Chiusi gli occhi, muovendo la testa a ritmo di musica, e lasciandomi trasportare dal dolore del testo, dalla melodia stupenda e dal uuhm-uuhm che faceva Camden come sottofondo.

Quando riaprii gli occhi, Camden mi guardò ammaliato, posò la chitarra e applaudì. «Phoebe Butler, e questo per te sarebbe canticchiare?» scosse la testa, «Dobbiamo assolutamente fare qualcosa. Questo talento non può restare chiuso qui.» indicò il mio petto. «Devo assolutamente fare una chiamata, è una persona con delle conoscenze. Potrei farti sentire a qualche produttore, farti avere un vero contratto tra le mani e...»

«Aspetta, Camden. Frena. Di cosa stai parlando?» lo interruppi, confusa. «Io sono una compositrice, adoro scrivere e comporre musica. Non cantare. Quello è un passatempo. Non voglio niente di quello a cui stai pensando.»

«Hai mai sentito parlare di cantautrici, Phoebe?»

Non mi lasciò il tempo di rispondere. «Tu saresti l'ideale. Dolce, sensibile, con talento. Trasmetti molto mentre canti. Perché mai dovremmo comportarci come se non fosse così?»

Mi stavo innervosendo. Lui sapeva molto bene che non avrei mai voluto essere la persona a cui stava pensando. Lui sapeva bene che il mio sogno era quello di lavorare dietro le quinte, e continuare a sognare scrivendo testi e arrangiando la musica. Della popolarità non me ne fregava un bel niente. Non ero quel tipo di persona.

«Camden, ma tu hai capito chi sono, e quello che cerco? Se avessi voluto provare la carriera di cantautrice avrei partecipato ad un talent o qualcosa del genere. E per rispondere alla tua domanda, sì. Il mio talento, come lo chiami tu, rimane chiuso qui, perché non è a quello che voglio dare un futuro!» mi trovai quasi ad urlare.

Si alzò in piedi, e mi diede le spalle. Capii dal ritmo delle sue spalle, che si abbassavano e alzavano velocemente, che era agitato quanto me. «Perché non vuoi l'aiuto di nessuno? Perché per te è così difficile accettare che qualcuno veda qualcosa di buono in te?»

«Non si tratta di questo, Camden. Io so cosa voglio. E non deve essere necessariamente quello che vuoi tu

«Certo che no!» si voltò verso di me. Sembrava arrabbiato. «Non deve esserlo. Ma tu hai bisogno di qualcuno che creda in te, che ti incoraggi...»
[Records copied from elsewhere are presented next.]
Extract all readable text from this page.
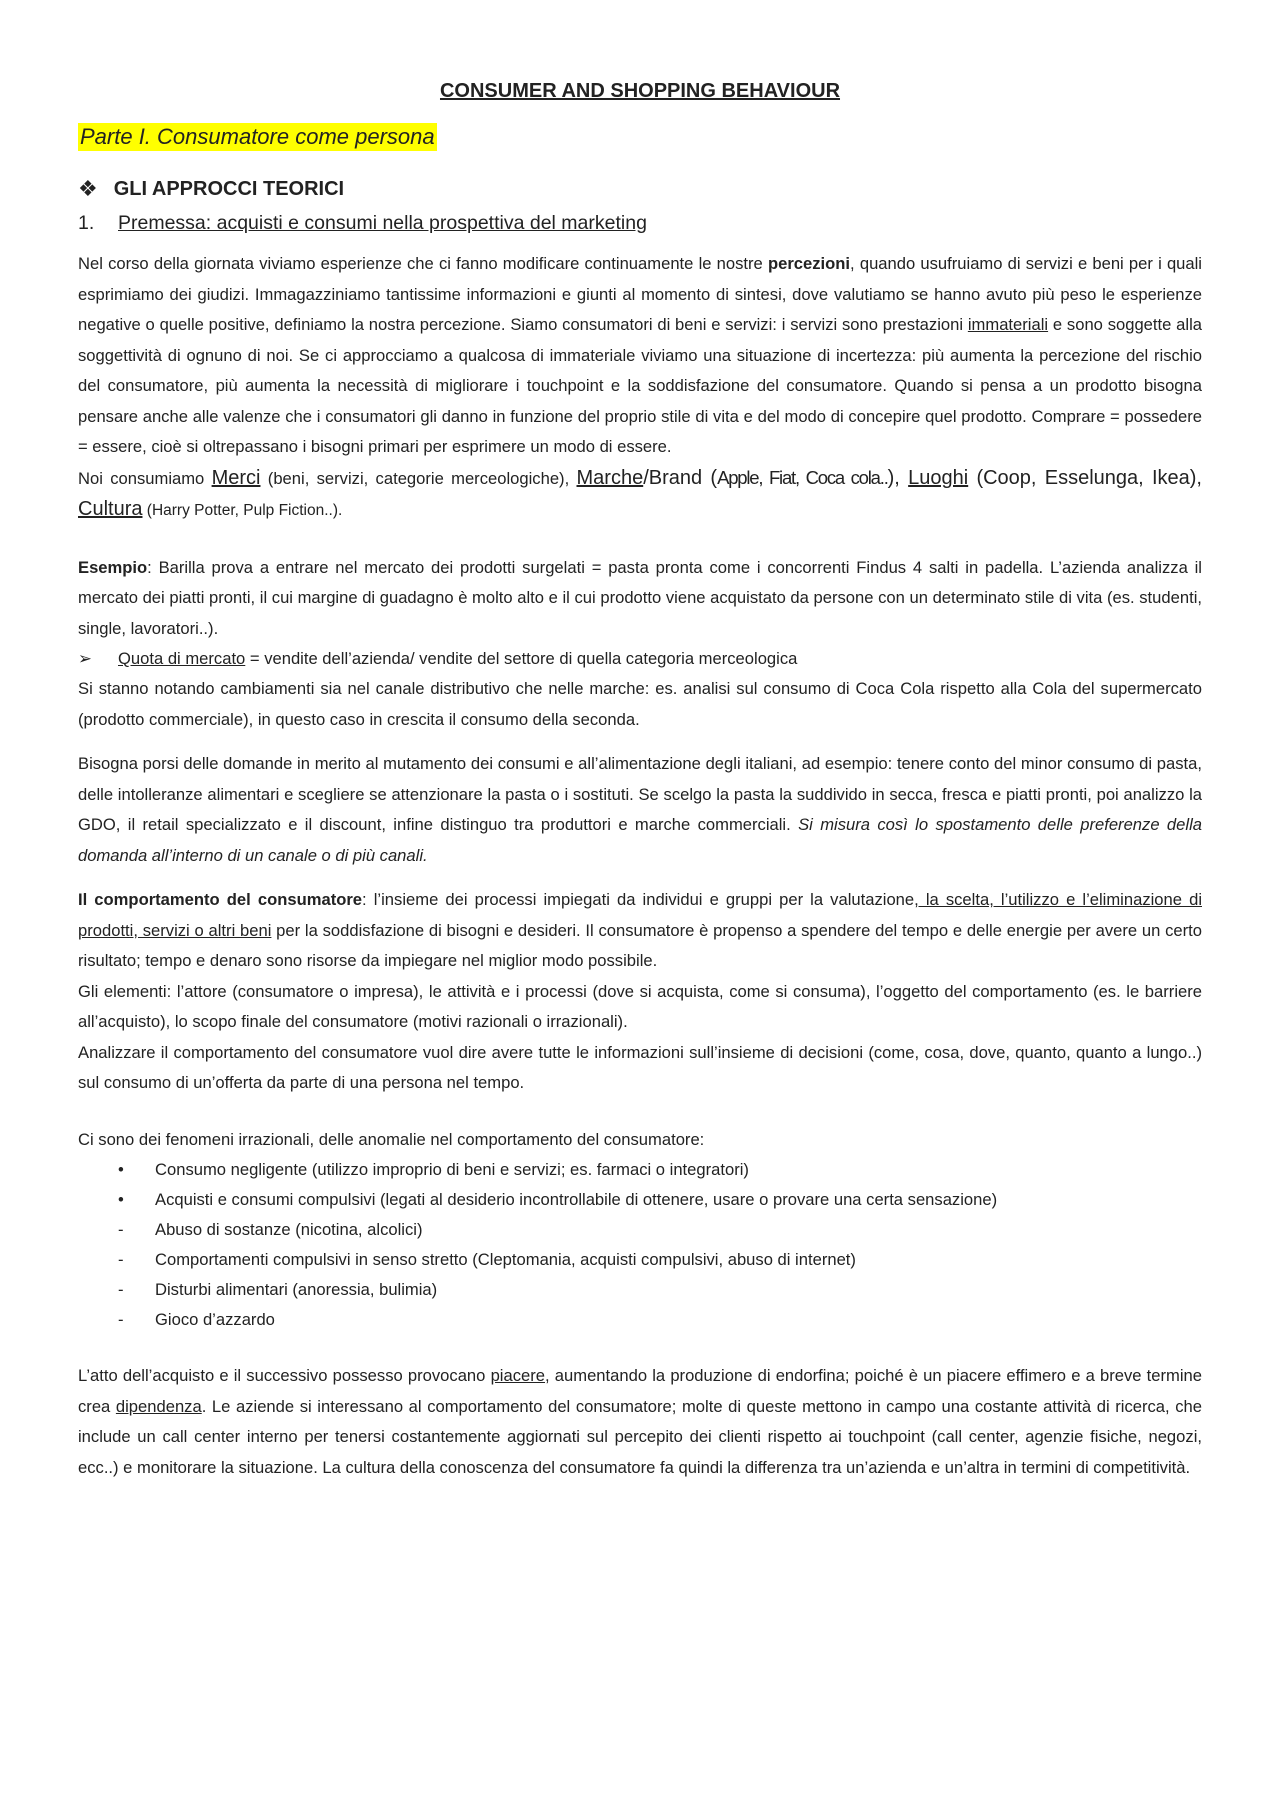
CONSUMER AND SHOPPING BEHAVIOUR
Parte I. Consumatore come persona
❖ GLI APPROCCI TEORICI
1.	Premessa: acquisti e consumi nella prospettiva del marketing

Nel corso della giornata viviamo esperienze che ci fanno modificare continuamente le nostre percezioni, quando usufruiamo di servizi e beni per i quali esprimiamo dei giudizi. Immagazziniamo tantissime informazioni e giunti al momento di sintesi, dove valutiamo se hanno avuto più peso le esperienze negative o quelle positive, definiamo la nostra percezione. Siamo consumatori di beni e servizi: i servizi sono prestazioni immateriali e sono soggette alla soggettività di ognuno di noi. Se ci approcciamo a qualcosa di immateriale viviamo una situazione di incertezza: più aumenta la percezione del rischio del consumatore, più aumenta la necessità di migliorare i touchpoint e la soddisfazione del consumatore. Quando si pensa a un prodotto bisogna pensare anche alle valenze che i consumatori gli danno in funzione del proprio stile di vita e del modo di concepire quel prodotto. Comprare = possedere = essere, cioè si oltrepassano i bisogni primari per esprimere un modo di essere.

Noi consumiamo Merci (beni, servizi, categorie merceologiche), Marche/Brand (Apple, Fiat, Coca cola..), Luoghi (Coop, Esselunga, Ikea), Cultura (Harry Potter, Pulp Fiction..).

Esempio: Barilla prova a entrare nel mercato dei prodotti surgelati = pasta pronta come i concorrenti Findus 4 salti in padella. L’azienda analizza il mercato dei piatti pronti, il cui margine di guadagno è molto alto e il cui prodotto viene acquistato da persone con un determinato stile di vita (es. studenti, single, lavoratori..).

➢	Quota di mercato = vendite dell’azienda/ vendite del settore di quella categoria merceologica

Si stanno notando cambiamenti sia nel canale distributivo che nelle marche: es. analisi sul consumo di Coca Cola rispetto alla Cola del supermercato (prodotto commerciale), in questo caso in crescita il consumo della seconda.

Bisogna porsi delle domande in merito al mutamento dei consumi e all’alimentazione degli italiani, ad esempio: tenere conto del minor consumo di pasta, delle intolleranze alimentari e scegliere se attenzionare la pasta o i sostituti. Se scelgo la pasta la suddivido in secca, fresca e piatti pronti, poi analizzo la GDO, il retail specializzato e il discount, infine distinguo tra produttori e marche commerciali. Si misura così lo spostamento delle preferenze della domanda all’interno di un canale o di più canali.

Il comportamento del consumatore: l’insieme dei processi impiegati da individui e gruppi per la valutazione, la scelta, l’utilizzo e l’eliminazione di prodotti, servizi o altri beni per la soddisfazione di bisogni e desideri. Il consumatore è propenso a spendere del tempo e delle energie per avere un certo risultato; tempo e denaro sono risorse da impiegare nel miglior modo possibile.

Gli elementi: l’attore (consumatore o impresa), le attività e i processi (dove si acquista, come si consuma), l’oggetto del comportamento (es. le barriere all’acquisto), lo scopo finale del consumatore (motivi razionali o irrazionali).

Analizzare il comportamento del consumatore vuol dire avere tutte le informazioni sull’insieme di decisioni (come, cosa, dove, quanto, quanto a lungo..) sul consumo di un’offerta da parte di una persona nel tempo.

Ci sono dei fenomeni irrazionali, delle anomalie nel comportamento del consumatore:

•	Consumo negligente (utilizzo improprio di beni e servizi; es. farmaci o integratori)
•	Acquisti e consumi compulsivi (legati al desiderio incontrollabile di ottenere, usare o provare una certa sensazione)
-	Abuso di sostanze (nicotina, alcolici)
-	Comportamenti compulsivi in senso stretto (Cleptomania, acquisti compulsivi, abuso di internet)
-	Disturbi alimentari (anoressia, bulimia)
-	Gioco d’azzardo

L’atto dell’acquisto e il successivo possesso provocano piacere, aumentando la produzione di endorfina; poiché è un piacere effimero e a breve termine crea dipendenza. Le aziende si interessano al comportamento del consumatore; molte di queste mettono in campo una costante attività di ricerca, che include un call center interno per tenersi costantemente aggiornati sul percepito dei clienti rispetto ai touchpoint (call center, agenzie fisiche, negozi, ecc..) e monitorare la situazione. La cultura della conoscenza del consumatore fa quindi la differenza tra un’azienda e un’altra in termini di competitività.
«Senti, la sai una cosa? Forse è meglio fermarsi qui, che ne dici? Io...credevo che tu avessi capito cosa significa per me la musica, ma soprattutto, cosa voglio io dalla musica, da me...e dal resto del mondo. E forse tutto questo non è...giusto.» afferrai la mia borsa a tracolla, e lo guardai. Aveva ancora le spalle tese, e le mani aperte appoggiate sul bancone della cucina. «Non ho bisogno di nessuno che mi incoraggi ad inseguire i miei sogni, Camden, proprio perché sono i miei, e solo io li conosco. Posso lottare da sola, e a modo mio. Perché credi che io sia così bisognosa di aiuto? Credi che non possa farcela da sola? Ti faccio pena?»